Weaviate's managed cloud starts at $45/mo minimum on the Flex plan (pay-as-you-go) with usage-based billing for vector dimensions, storage, and backups. The Plus tier costs $280/mo with annual commitment, and Premium starts at $400/mo with dedicated infrastructure and 99.95% SLA. Qdrant Cloud offers a free forever 1GB cluster for development and testing, with usage-based pricing for production workloads and enterprise plans available through sales contact. Both platforms offer free open-source self-hosted options with no licensing costs, though infrastructure and maintenance expenses apply.
Both databases support hybrid search, but their implementations differ. Weaviate combines vector search with BM25 keyword search using a configurable alpha parameter that lets you control the blend between semantic and keyword results. Qdrant supports hybrid search across dense and sparse vectors with support for BM25, SPLADE++, and miniCOIL retrieval methods, giving you more retrieval algorithm options. Qdrant also adds full-spectrum reranking with score boosting, ColBERT late interaction models, and Maximum Marginal Relevance (MMR) for result diversification, making its retrieval pipeline more configurable for advanced use cases.
Both databases support enterprise-grade deployments with SOC 2 and HIPAA compliance. Weaviate offers RBAC on all tiers, SSO/SAML on Premium, and a BYOC (Bring Your Own Cloud) option for data residency.

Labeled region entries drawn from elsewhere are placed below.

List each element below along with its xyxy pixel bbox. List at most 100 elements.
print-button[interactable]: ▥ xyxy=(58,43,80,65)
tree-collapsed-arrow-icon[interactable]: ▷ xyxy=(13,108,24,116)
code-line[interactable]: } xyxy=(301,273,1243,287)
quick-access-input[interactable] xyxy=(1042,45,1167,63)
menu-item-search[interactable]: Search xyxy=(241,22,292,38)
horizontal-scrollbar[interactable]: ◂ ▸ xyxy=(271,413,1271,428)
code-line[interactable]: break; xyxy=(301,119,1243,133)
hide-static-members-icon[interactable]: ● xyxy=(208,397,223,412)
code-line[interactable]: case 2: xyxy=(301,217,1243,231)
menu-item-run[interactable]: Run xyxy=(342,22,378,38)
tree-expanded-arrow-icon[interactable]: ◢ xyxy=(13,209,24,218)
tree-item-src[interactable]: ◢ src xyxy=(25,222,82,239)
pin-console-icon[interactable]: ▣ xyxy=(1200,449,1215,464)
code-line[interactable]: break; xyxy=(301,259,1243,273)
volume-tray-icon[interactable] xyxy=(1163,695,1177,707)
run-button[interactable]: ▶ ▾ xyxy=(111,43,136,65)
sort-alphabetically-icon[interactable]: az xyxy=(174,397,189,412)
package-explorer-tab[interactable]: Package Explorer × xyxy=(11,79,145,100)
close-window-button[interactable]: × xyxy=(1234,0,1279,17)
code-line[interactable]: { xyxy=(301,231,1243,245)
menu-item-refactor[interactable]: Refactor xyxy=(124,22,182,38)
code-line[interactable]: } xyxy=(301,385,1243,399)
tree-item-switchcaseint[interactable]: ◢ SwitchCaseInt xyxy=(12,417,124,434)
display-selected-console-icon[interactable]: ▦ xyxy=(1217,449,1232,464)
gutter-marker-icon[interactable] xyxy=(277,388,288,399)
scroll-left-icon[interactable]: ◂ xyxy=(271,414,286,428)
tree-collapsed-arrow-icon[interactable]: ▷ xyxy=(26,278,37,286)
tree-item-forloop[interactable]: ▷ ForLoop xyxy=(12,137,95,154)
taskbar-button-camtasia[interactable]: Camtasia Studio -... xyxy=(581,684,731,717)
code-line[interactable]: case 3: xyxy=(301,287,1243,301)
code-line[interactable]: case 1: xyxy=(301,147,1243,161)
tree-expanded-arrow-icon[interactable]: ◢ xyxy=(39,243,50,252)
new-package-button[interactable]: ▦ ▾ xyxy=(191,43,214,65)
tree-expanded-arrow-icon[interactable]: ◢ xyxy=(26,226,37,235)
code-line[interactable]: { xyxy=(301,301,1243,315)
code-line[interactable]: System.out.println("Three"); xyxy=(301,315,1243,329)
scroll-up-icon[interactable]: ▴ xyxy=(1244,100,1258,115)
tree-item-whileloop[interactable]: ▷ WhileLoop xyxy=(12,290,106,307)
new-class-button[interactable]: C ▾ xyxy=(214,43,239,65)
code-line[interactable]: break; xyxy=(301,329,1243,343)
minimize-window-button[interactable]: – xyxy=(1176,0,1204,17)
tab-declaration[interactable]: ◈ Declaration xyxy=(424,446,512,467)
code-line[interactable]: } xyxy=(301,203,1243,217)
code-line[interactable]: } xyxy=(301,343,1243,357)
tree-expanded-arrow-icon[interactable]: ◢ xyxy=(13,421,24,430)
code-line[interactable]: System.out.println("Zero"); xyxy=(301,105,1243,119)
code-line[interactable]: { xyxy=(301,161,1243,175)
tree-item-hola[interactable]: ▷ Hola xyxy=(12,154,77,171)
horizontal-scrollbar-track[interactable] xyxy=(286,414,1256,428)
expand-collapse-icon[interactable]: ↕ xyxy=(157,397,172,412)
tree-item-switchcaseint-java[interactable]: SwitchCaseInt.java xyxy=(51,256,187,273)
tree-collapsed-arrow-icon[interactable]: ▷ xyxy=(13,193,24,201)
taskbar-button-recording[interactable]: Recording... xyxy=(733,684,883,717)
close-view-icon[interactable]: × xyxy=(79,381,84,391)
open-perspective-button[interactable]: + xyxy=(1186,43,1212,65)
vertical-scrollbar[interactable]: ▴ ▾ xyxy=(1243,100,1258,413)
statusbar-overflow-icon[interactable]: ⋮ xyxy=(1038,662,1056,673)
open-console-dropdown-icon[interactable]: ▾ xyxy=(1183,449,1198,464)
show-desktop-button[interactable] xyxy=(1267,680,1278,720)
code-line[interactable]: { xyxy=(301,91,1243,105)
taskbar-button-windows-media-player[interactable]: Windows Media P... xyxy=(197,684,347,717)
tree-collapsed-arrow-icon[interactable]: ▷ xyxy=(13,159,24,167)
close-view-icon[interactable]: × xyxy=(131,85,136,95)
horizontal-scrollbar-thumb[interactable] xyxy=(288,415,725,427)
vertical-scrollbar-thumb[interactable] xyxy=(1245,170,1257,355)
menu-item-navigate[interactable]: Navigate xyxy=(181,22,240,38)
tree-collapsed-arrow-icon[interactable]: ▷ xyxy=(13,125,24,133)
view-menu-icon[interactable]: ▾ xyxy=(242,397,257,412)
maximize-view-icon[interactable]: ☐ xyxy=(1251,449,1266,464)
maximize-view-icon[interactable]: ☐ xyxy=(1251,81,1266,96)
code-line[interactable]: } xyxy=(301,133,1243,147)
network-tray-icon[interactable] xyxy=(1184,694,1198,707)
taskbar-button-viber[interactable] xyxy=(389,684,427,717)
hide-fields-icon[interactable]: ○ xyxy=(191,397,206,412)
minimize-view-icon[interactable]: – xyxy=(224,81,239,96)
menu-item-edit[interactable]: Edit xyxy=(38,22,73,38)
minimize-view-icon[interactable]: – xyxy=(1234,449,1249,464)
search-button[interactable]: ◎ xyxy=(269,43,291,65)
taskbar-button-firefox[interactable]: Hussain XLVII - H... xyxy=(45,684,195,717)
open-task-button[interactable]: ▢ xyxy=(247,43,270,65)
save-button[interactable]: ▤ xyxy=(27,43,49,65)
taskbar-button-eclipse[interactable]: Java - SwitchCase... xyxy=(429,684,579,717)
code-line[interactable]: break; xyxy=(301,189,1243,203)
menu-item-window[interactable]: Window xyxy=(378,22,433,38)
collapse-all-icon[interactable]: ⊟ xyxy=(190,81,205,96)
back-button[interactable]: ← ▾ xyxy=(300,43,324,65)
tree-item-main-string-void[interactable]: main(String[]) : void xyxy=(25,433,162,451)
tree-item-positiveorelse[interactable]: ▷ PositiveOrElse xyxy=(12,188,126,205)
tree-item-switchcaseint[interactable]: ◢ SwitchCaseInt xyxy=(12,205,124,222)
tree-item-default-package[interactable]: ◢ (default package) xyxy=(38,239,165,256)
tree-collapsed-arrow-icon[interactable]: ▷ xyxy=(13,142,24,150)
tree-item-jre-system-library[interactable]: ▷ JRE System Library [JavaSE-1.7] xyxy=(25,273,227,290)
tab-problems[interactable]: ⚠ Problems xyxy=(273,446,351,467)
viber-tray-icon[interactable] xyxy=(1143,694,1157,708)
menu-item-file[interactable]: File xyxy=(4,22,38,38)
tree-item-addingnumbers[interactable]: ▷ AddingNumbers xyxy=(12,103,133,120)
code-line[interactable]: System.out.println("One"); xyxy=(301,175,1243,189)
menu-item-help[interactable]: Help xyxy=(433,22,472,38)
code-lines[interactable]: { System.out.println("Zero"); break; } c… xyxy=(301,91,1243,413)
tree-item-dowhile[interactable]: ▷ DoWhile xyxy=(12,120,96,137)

Its Premium plan provides 99.95% uptime SLA with phone and Slack support. Qdrant provides SSO via SAML/OIDC, granular RBAC with vector-scoped API keys, GDPR-aligned options, and private networking. Qdrant also offers a Private Cloud option with air-gapped deployments and Hybrid Cloud with decoupled control and data planes, giving organizations more flexible options for meeting strict data sovereignty and compliance requirements.